What we see is that they simply ask you where you are coming from and where you are headed. If you want to go further in the neighbouring country, you basically consult the immigration office and then get a stamp for your travel documents such as a passport or a Laissez-passé and then you are set to go.
So, yes the easy workflow and accessibility are really advantageous for us, otherwise, I would have stopped doing business here if it were difficult to pass through the border. And we truly see that people working at the border really help us in order to do our business ventures in an easy and conducive business environment.”
Epipode Minani, a police officer in charge of border activities at Kobero border control, says: “Here the flow of people and activities is going well. You have seen that we are constantly receiving and welcoming people such as travellers coming from our neighbour countries, notably Tanzania, Uganda, or Kenya. They all pass through this border.
Before, travellers had to check in twice, first at the Tanzanian office and then at the Burundian office but now since we are jointly collaborating in one place, it is easier for the travellers to check in automatically in one place and then let them continue their journeys.
The only challenge that we are currently tackling is that when we detect someone who does not possess all the official papers for his goods, we might delay him for a day or two until he clears with all the necessary documentation. Otherwise, we try our best to offer the best services to the EAC travellers so that they can travel in a free and relaxed manner because we are in a regional community.”
Governor of Muyinga Province Aline Manirabarusa says: “First of all, I would like to start on the security sector, Tanzania and Burundi are countries living together peacefully because our mutuality is clearly positive and strong because Burundians travel freely to Tanzania and vice versa. Moreover, there are more goods from other countries, which come to Burundi by passing through Tanzania. You see that there is also a large number of trucks at the border.
Tanzania welcomes most imported products in Burundi. That’s also a point which shows that there are peaceful relations between Burundi and Tanzania.”
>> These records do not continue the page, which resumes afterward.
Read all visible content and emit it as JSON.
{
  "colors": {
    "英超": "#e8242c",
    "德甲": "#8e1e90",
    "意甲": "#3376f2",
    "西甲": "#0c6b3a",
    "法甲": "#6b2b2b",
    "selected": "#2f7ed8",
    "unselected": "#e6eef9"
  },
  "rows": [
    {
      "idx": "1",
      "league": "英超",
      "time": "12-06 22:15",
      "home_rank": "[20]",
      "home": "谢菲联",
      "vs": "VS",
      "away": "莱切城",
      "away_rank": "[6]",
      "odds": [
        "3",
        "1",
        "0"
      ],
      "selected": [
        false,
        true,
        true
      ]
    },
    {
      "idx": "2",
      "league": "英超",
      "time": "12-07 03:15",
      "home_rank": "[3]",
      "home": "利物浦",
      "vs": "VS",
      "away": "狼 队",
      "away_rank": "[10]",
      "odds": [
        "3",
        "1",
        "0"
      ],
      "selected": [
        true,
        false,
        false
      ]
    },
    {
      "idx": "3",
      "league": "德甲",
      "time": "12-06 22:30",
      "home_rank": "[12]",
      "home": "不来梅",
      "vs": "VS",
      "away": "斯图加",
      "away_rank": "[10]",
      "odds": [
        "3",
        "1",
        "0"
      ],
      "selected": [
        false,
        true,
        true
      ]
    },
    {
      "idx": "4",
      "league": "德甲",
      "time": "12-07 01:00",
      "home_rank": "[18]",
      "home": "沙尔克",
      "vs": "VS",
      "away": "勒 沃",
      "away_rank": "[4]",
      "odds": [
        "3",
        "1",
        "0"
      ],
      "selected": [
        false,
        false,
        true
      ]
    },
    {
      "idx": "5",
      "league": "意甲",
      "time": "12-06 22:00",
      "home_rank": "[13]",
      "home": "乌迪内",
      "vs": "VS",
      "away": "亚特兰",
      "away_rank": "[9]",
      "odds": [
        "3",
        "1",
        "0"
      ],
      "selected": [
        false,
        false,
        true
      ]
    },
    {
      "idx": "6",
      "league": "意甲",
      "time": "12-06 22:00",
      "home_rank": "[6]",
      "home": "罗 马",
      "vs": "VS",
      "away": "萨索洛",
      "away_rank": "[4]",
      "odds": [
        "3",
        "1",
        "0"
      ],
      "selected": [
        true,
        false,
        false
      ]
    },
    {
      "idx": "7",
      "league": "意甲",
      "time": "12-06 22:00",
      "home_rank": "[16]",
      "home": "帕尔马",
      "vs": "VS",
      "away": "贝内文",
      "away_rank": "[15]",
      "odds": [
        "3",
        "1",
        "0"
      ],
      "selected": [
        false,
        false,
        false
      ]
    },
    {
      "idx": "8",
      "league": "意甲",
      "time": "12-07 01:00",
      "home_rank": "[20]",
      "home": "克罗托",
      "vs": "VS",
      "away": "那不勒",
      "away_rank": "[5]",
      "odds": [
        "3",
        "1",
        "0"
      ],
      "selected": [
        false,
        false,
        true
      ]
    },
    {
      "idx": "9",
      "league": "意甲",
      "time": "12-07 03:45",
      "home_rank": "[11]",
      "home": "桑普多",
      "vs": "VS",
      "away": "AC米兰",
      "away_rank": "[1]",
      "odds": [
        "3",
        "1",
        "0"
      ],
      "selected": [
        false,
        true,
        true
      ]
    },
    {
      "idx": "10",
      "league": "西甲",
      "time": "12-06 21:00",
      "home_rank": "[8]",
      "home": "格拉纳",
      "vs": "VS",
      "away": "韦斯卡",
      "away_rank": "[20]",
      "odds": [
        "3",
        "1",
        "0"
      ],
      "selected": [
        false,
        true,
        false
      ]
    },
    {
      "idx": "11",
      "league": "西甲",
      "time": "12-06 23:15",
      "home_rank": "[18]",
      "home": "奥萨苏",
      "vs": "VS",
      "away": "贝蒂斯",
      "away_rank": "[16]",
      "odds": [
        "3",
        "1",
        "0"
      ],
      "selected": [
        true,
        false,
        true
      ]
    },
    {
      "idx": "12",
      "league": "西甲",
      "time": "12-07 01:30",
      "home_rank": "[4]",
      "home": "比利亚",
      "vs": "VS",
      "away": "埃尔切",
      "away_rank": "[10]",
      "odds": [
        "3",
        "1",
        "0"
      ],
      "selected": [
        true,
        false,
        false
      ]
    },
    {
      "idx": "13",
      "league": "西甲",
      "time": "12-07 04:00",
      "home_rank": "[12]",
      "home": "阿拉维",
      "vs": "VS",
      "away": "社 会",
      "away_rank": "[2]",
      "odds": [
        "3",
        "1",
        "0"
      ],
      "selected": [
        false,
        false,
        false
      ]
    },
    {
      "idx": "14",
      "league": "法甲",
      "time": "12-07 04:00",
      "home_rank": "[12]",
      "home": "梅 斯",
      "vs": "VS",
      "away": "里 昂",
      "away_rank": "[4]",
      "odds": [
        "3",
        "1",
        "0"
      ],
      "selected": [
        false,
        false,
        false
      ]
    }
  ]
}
“We also see that the residents of Muyinga have become open-minded and are now well aware of the value and importance of paying taxes. And as a result, those who used to smuggle goods in the country illegally have been largely and effectively stopped. That’s why it is visible that we are receiving abundant revenues in terms of customs taxes.”
“In the time that the travellers spend here, they use our hotels, they eat and sleep here. And that is how the revenues are coming in. Moreover, those who sell beverages and food specialities are also benefiting from the travellers. We can generally acknowledge that the flow of activities here at the border is very beneficial to our country and citizens.”